Every "self-made man" owed his making not to his own strong will power but to the fact that somewhere a hundred years ago, or a thousand years ago, was dropped the seed of a strong character which acted directly upon his own. He might have forgotten all about how he came about this strange gift, but the gods of our making never forget. They know that thousands of us are damned because any other thousands in our same circumstances would also be damned--that there are really no self-made men, that somewhere along the moving mass production line of life an experience came here, financial assistance there, seeds of character growth here, human sympathy and understanding from over yonder, strength and vigor from the food our mothers ate before we were even conceived, and resolute determination moving out of the crucible of despair.

But what happened to Saxon?

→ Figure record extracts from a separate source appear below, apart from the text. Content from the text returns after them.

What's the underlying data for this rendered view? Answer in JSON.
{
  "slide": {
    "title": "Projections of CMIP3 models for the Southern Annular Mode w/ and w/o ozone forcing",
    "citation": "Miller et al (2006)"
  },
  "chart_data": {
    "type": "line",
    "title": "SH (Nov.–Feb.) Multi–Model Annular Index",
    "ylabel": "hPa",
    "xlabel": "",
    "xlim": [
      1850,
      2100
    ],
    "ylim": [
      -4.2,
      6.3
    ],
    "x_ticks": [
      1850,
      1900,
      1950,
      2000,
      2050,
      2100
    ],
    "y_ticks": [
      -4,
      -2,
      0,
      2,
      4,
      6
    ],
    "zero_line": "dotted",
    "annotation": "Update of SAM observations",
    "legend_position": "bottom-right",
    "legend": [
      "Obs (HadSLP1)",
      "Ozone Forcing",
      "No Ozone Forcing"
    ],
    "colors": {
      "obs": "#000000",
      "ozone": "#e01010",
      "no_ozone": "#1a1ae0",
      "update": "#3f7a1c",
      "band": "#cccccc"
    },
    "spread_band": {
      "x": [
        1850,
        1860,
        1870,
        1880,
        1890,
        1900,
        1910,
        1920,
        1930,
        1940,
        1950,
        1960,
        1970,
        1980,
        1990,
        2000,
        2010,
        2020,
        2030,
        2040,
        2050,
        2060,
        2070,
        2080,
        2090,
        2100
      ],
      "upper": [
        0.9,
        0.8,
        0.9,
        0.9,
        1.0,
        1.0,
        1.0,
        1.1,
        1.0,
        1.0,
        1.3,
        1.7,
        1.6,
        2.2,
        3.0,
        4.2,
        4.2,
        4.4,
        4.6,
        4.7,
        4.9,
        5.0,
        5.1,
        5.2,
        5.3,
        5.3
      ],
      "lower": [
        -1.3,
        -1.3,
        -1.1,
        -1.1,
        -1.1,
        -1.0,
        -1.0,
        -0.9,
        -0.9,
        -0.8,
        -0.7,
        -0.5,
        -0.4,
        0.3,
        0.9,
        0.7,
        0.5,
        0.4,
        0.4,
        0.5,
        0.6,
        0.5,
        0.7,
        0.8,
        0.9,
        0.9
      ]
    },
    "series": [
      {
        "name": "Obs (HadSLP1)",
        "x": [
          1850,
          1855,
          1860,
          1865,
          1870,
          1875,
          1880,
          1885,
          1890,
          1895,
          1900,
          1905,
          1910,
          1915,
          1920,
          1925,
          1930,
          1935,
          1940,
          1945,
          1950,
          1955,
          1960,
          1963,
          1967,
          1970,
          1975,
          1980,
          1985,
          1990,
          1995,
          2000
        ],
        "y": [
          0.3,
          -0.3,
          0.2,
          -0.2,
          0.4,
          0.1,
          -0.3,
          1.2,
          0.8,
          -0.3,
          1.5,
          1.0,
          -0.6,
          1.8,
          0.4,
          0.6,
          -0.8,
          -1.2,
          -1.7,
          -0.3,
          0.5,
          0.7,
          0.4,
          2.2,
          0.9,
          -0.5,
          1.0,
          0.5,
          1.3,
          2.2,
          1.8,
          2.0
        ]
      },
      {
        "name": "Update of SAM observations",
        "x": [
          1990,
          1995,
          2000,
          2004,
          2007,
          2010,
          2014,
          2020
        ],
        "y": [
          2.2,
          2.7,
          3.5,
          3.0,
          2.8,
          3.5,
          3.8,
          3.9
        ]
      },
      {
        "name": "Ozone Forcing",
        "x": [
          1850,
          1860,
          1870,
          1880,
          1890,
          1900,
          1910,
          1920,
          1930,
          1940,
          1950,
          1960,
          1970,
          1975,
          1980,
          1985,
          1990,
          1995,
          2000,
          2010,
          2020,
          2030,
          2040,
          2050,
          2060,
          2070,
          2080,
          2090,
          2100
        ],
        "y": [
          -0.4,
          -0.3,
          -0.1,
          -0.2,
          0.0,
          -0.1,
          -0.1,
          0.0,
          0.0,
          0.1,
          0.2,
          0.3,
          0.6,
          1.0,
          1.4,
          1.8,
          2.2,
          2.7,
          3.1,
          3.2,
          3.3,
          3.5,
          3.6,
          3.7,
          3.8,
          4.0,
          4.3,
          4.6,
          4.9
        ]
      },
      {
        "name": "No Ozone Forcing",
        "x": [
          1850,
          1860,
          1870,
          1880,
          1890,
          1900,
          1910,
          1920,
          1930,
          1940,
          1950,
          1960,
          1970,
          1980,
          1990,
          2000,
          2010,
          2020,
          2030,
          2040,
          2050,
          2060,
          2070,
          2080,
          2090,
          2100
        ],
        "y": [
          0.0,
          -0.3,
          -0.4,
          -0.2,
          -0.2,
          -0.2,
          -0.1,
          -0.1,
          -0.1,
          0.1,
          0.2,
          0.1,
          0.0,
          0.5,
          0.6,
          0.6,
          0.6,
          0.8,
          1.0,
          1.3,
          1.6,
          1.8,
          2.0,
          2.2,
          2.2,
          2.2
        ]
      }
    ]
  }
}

Where along the line he got the seeds of a tragic melancholy and frustration which will sooner or later tear wide the bonds of his own existence? Where came that love of the under-dog and hatred of the overlord--of which he himself is one, and even likes it sometime? Were there black blood connections in the ascending or descending scale of thing. Or was there love? What? Where? Who? I turned and went about preparing my breakfast-dinner of dried shrimps, apple jelly, bread, and Ovaltine.

I took my medicine, thinking about Saxon dying in the laps of plenty. Plenty of warm heat--steam heat--plenty of medicine--plenty of doctors--plenty of flunkies--plenty of food--plenty of everything, but plenty of existence. When men die where there is warmth, food, care, and medicine, what will happen to men who have only cold, hunger, exploitation, and perpetual poverty of a sort? Good Lord!